By Kim Bellard, July 18, 2014
When it comes to hospitals, we may need to paraphrase Lincoln: they can treat all of the people some of the time, and some of the people all the time, but they can't -- or, rather, they shouldn't -- try to treat all of the people all of the time.
US News & World Report just released their annual "Best Hospitals" rankings. They evaluated nearly 5,000 hospitals against a detailed methodology
What struck me was that, out of those nearly 5,000 hospitals, only 144 scored a national ranking in even one specialty. None -- I repeat that, none -- ranked in all 16 specialties. Only Boston, Los Angeles, and New York had more than one Honor Roll hospital. Several states have no hospital with a national ranking in any specialty.
There's a lesson there.
A few days ago Clayton Christensen, the Harvard-based guru of "disruptive innovation," told Forbes that the U.S. health industry is "sick and getting sicker." He offered several suggestions for what he thinks need to change, but I want to pick one in particular, his emphasis on cutting administrative waste.
It is not unusual to cite administrative waste as a problem in our health care system, but Christensen comes at it from a different angle. As he said:
An increasing proportion of [health care] cost is spent on administrative and overhead activities that are not productive in any way. They exist because we assume every hospital should be able to do everything for everybody. But that’s not possible if we want quality and efficiency. Overhead creep is the result.
Toby Cosgrove, the CEO of The Cleveland Clinic, gets it as well (or at least, says the right things). As he recently said at the Aspen Ideas Festival: "What we need to understand is that not all hospitals can be all things to all people."
Cosgrove noted The Cleveland Clinic's expertise in cardiothoracic surgery, done on a scale that he believes results in care that is cost-effective and of high quality. They draw patients for these services not just from their metro area, their region, or even just the U.S., but also internationally. He wants to see a future where we get patients to the right physicians, rather than trying to have expertise available everywhere.

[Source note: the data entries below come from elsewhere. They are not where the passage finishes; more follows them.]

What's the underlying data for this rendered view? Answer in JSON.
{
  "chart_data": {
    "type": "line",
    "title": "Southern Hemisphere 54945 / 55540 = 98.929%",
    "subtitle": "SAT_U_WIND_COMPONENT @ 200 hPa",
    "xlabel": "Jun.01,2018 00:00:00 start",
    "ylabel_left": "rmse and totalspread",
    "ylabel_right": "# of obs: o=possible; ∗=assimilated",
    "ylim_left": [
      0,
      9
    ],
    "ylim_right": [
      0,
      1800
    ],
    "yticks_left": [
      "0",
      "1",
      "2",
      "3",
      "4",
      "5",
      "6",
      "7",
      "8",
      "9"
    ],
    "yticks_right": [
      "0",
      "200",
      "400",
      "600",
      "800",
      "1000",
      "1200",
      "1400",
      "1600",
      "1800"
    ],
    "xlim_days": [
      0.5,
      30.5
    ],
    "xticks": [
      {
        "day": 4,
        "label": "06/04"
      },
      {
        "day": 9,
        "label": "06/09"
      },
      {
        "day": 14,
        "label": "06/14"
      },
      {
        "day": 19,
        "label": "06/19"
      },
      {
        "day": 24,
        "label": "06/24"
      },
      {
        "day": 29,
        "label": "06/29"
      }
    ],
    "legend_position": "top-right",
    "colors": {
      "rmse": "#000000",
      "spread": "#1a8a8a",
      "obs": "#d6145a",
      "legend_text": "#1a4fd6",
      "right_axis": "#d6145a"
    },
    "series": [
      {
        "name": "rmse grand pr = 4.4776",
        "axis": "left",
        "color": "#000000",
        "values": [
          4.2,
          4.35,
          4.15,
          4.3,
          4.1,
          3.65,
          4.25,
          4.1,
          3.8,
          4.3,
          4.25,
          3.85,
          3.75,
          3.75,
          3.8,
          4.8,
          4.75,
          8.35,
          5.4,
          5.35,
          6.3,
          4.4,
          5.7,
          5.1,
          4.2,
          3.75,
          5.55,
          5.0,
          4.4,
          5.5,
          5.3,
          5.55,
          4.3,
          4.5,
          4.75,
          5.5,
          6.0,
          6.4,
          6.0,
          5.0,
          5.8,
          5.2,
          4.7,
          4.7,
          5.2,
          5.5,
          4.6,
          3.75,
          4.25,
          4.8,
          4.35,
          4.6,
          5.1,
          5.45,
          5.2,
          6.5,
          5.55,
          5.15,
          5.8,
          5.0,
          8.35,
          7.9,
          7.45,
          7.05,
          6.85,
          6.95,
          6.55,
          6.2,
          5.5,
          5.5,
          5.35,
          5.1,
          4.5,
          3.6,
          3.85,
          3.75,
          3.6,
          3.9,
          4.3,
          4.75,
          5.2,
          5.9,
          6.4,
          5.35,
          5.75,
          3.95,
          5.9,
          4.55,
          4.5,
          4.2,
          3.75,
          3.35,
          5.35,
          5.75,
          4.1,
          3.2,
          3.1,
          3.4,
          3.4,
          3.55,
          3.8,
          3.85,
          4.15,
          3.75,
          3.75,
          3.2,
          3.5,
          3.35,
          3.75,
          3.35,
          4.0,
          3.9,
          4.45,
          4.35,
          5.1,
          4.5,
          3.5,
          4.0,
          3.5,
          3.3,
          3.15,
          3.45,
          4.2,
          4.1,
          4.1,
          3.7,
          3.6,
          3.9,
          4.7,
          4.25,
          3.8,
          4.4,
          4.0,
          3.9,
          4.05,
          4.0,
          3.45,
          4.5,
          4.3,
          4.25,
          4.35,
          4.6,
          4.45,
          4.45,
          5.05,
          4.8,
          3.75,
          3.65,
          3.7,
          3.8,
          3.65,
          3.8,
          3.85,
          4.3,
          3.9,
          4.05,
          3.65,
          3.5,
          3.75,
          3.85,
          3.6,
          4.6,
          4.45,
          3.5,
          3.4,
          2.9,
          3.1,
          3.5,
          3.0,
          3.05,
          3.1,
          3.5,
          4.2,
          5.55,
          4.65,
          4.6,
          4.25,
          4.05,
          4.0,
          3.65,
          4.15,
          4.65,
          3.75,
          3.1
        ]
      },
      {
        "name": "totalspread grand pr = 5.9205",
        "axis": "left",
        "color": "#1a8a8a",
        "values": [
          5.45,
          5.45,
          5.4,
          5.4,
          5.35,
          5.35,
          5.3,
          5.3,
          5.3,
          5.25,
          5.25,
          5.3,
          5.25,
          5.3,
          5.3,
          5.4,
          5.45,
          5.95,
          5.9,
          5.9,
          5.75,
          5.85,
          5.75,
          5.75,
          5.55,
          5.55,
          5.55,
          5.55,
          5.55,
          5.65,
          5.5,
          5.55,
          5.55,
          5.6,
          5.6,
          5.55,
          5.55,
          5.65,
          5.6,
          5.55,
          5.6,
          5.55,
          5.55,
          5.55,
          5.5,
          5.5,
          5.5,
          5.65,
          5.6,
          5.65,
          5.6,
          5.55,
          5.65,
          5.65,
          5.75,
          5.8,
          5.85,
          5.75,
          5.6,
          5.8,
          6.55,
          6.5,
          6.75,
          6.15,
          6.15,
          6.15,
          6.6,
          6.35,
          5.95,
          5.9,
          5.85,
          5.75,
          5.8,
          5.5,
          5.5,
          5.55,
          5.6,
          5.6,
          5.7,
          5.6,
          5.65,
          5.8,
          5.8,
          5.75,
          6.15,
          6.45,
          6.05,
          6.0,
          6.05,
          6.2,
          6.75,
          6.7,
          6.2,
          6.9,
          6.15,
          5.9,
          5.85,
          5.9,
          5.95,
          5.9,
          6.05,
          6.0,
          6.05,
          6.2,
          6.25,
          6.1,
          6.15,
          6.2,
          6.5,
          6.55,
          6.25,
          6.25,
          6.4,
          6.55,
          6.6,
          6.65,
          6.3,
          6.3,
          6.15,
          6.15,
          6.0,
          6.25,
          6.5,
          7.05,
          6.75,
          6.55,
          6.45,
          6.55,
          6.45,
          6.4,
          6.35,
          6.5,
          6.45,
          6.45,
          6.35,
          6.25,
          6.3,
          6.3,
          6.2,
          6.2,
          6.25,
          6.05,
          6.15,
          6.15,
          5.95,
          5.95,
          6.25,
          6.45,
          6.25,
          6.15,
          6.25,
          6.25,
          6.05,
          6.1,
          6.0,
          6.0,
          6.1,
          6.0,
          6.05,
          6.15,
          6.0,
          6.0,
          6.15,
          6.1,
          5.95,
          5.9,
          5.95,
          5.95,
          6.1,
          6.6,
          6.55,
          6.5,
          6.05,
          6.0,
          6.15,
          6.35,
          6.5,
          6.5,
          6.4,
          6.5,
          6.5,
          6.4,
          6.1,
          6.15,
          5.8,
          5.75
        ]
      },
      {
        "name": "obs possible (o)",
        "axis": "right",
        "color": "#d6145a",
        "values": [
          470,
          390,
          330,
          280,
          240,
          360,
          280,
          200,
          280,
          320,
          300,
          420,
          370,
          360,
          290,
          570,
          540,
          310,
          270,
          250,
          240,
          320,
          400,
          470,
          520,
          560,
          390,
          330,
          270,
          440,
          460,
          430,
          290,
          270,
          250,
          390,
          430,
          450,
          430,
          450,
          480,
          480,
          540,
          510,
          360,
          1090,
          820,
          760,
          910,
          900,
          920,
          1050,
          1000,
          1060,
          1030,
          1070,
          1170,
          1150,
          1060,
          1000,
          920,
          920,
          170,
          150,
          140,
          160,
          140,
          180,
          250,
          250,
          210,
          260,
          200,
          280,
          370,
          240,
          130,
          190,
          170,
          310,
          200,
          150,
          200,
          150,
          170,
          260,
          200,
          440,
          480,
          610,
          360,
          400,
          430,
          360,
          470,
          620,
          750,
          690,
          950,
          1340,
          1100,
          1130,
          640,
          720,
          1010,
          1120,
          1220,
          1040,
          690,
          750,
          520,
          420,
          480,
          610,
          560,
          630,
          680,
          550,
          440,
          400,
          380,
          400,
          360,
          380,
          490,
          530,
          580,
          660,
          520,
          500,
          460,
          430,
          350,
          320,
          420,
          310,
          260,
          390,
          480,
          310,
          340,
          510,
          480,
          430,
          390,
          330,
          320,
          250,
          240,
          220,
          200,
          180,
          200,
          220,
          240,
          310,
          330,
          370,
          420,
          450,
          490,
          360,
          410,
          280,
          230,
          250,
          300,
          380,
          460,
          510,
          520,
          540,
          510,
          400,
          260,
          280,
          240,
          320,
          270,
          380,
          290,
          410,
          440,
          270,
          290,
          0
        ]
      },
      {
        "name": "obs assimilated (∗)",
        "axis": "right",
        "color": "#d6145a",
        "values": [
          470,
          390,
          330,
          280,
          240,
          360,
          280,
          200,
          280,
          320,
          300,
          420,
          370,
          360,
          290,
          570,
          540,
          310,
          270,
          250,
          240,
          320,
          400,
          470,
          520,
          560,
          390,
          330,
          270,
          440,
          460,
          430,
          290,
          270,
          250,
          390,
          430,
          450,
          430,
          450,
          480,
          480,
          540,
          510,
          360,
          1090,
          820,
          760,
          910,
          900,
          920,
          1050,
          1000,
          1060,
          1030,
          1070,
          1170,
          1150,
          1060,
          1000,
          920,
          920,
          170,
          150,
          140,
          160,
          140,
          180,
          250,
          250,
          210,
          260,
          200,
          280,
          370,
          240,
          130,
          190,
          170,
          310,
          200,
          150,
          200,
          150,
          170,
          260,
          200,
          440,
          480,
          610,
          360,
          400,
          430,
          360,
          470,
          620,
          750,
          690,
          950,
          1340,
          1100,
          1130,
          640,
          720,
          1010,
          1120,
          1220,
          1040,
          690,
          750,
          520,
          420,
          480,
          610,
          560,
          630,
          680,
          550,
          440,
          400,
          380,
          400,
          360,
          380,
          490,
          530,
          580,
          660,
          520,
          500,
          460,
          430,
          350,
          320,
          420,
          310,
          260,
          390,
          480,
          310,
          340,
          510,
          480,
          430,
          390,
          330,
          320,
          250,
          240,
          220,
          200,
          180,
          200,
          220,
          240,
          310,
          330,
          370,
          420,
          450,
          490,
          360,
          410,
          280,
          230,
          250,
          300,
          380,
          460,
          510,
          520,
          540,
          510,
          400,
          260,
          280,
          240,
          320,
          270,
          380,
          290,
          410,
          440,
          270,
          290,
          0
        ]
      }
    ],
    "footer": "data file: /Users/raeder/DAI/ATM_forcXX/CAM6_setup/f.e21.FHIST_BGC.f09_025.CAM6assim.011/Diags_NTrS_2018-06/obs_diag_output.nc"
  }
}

Given the solid data on the importance of volume/experience, then, why are each of my local hospitals trying to make themselves the leader in, say, open heart surgery? Or in cancer, neurology, or sports medicine for that matter?
Somehow it is hard for me to believe they've got my interests -- the patient's interests -- as their top priority.
Becker's Hospital Review recently hosted an Executive Roundtable on affiliation, and I was struck by a comment one of the hospital CEOs made:
There are too many tertiary facilities' values are not aligned with rural hospitals' values: Their goal is to pull patients out of smaller communities, which is not what smaller communities are looking for in an affiliation. Keeping patients close to home is what's important.
Wouldn't you like to think that doing what is best for the patient is what's important?
The point is, most of us don't live in places where we should be expecting that we're going to get the best care for every condition locally. Nor should we expect that even the "best" hospital/health system for some conditions are best for other conditions as well. Who is treating you where for what matters.